Bu hakların telaffuzu yetmiyor tabii ki, uygulama noktasında karşımıza finansman sorunu çıkıyor. Suyun finansmanı; sağlık, huzur, mutluluk, para, halk, birey, siyaset, yerel yönetim, gelişmişlik gibi pek çok değişkeni barındıran çok bilinmeyenli bir denklem. Ama şu bir gerçek ki, tüketiciye ulaştırılan sudan kâr elde etmek mümkün değil. (Tabii ki bu, yerel yönetimlerin çeşmelerimize kadar getirdiği merkezî sular için geçerli; özel sektörün damacana yöntemi için değil.) Merkezî suyun para getirmemesinden dolayı, uluslararası finans kuruluşları bu konuda istekli davranmıyor. Finansmanı sağlayan kuruluşlar ise kendi belirledikleri standart ve uygulamaların hayata geçirilmesi yolunda siyasi ve teknik anlamda baskı uyguluyorlar.
Bu ve benzeri konuların tartışıldığı forum boyunca yapılan konuşmaların özeti şuydu: Su ve sanitasyon hakkına herkes sahiptir. Bu hakkı vermek için her türlü yasal değişiklikler, en basite indirilerek acil bir biçimde yapılmalıdır.

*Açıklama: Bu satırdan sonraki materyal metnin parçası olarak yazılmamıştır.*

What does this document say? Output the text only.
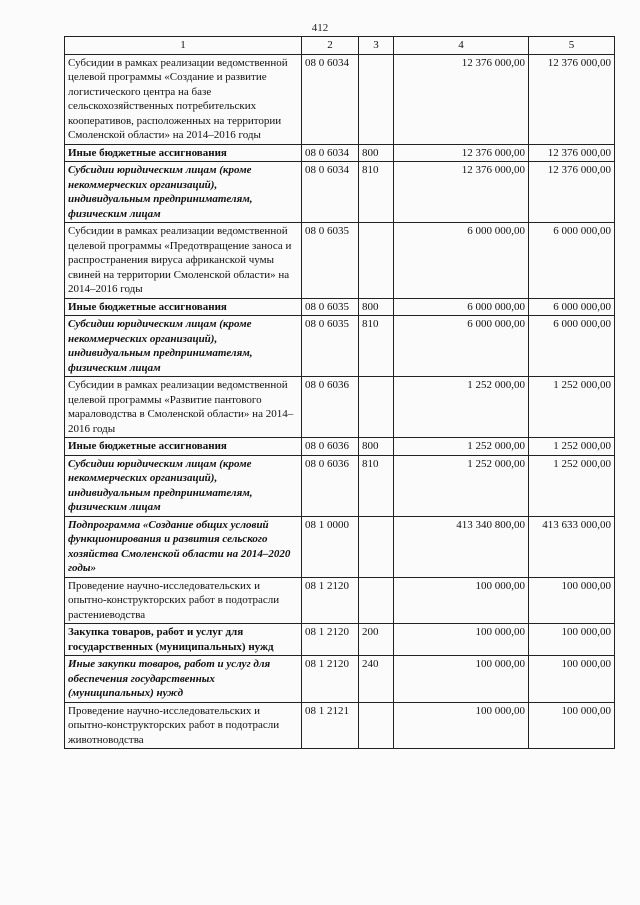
412
1	2	3	4	5
Субсидии в рамках реализации ведомственной целевой программы «Создание и развитие логистического центра на базе сельскохозяйственных потребительских кооперативов, расположенных на территории Смоленской области» на 2014–2016 годы	08 0 6034		12 376 000,00	12 376 000,00
Иные бюджетные ассигнования	08 0 6034	800	12 376 000,00	12 376 000,00
Субсидии юридическим лицам (кроме некоммерческих организаций), индивидуальным предпринимателям, физическим лицам	08 0 6034	810	12 376 000,00	12 376 000,00
Субсидии в рамках реализации ведомственной целевой программы «Предотвращение заноса и распространения вируса африканской чумы свиней на территории Смоленской области» на 2014–2016 годы	08 0 6035		6 000 000,00	6 000 000,00
Иные бюджетные ассигнования	08 0 6035	800	6 000 000,00	6 000 000,00
Субсидии юридическим лицам (кроме некоммерческих организаций), индивидуальным предпринимателям, физическим лицам	08 0 6035	810	6 000 000,00	6 000 000,00
Субсидии в рамках реализации ведомственной целевой программы «Развитие пантового мараловодства в Смоленской области» на 2014–2016 годы	08 0 6036		1 252 000,00	1 252 000,00
Иные бюджетные ассигнования	08 0 6036	800	1 252 000,00	1 252 000,00
Субсидии юридическим лицам (кроме некоммерческих организаций), индивидуальным предпринимателям, физическим лицам	08 0 6036	810	1 252 000,00	1 252 000,00
Подпрограмма «Создание общих условий функционирования и развития сельского хозяйства Смоленской области на 2014–2020 годы»	08 1 0000		413 340 800,00	413 633 000,00
Проведение научно-исследовательских и опытно-конструкторских работ в подотрасли растениеводства	08 1 2120		100 000,00	100 000,00
Закупка товаров, работ и услуг для государственных (муниципальных) нужд	08 1 2120	200	100 000,00	100 000,00
Иные закупки товаров, работ и услуг для обеспечения государственных (муниципальных) нужд	08 1 2120	240	100 000,00	100 000,00
Проведение научно-исследовательских и опытно-конструкторских работ в подотрасли животноводства	08 1 2121		100 000,00	100 000,00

Ancak forum süresince dile getirilen her sorunun çözümü yine hükümetlere ve siyasetçilere bırakıldı. “Su”dan hakların verilmesi istenirken, mesela Filistin’deki insan hakları ihlallerine neredeyse hiç değinilmedi; “Afrika’daki açlığın hesabı sorulmalı” denmedi. Başkanlar Zirvesi, Bakanlar Toplantısı ve Parlamenterler Birliği’nden medet umuldu; ama bireylere yatırım yapmak düşünülmedi bile... İnsanlara üzerlerine bomba yağarken su hakkına sahip oldukları söylemek gülünç. Ancak Amerikalı profesörün dediği gibi, bu tip konular sadece bizi ilgilendiriyor. Gelişmiş ülkeler için bunlar “Sudan Meseleler”!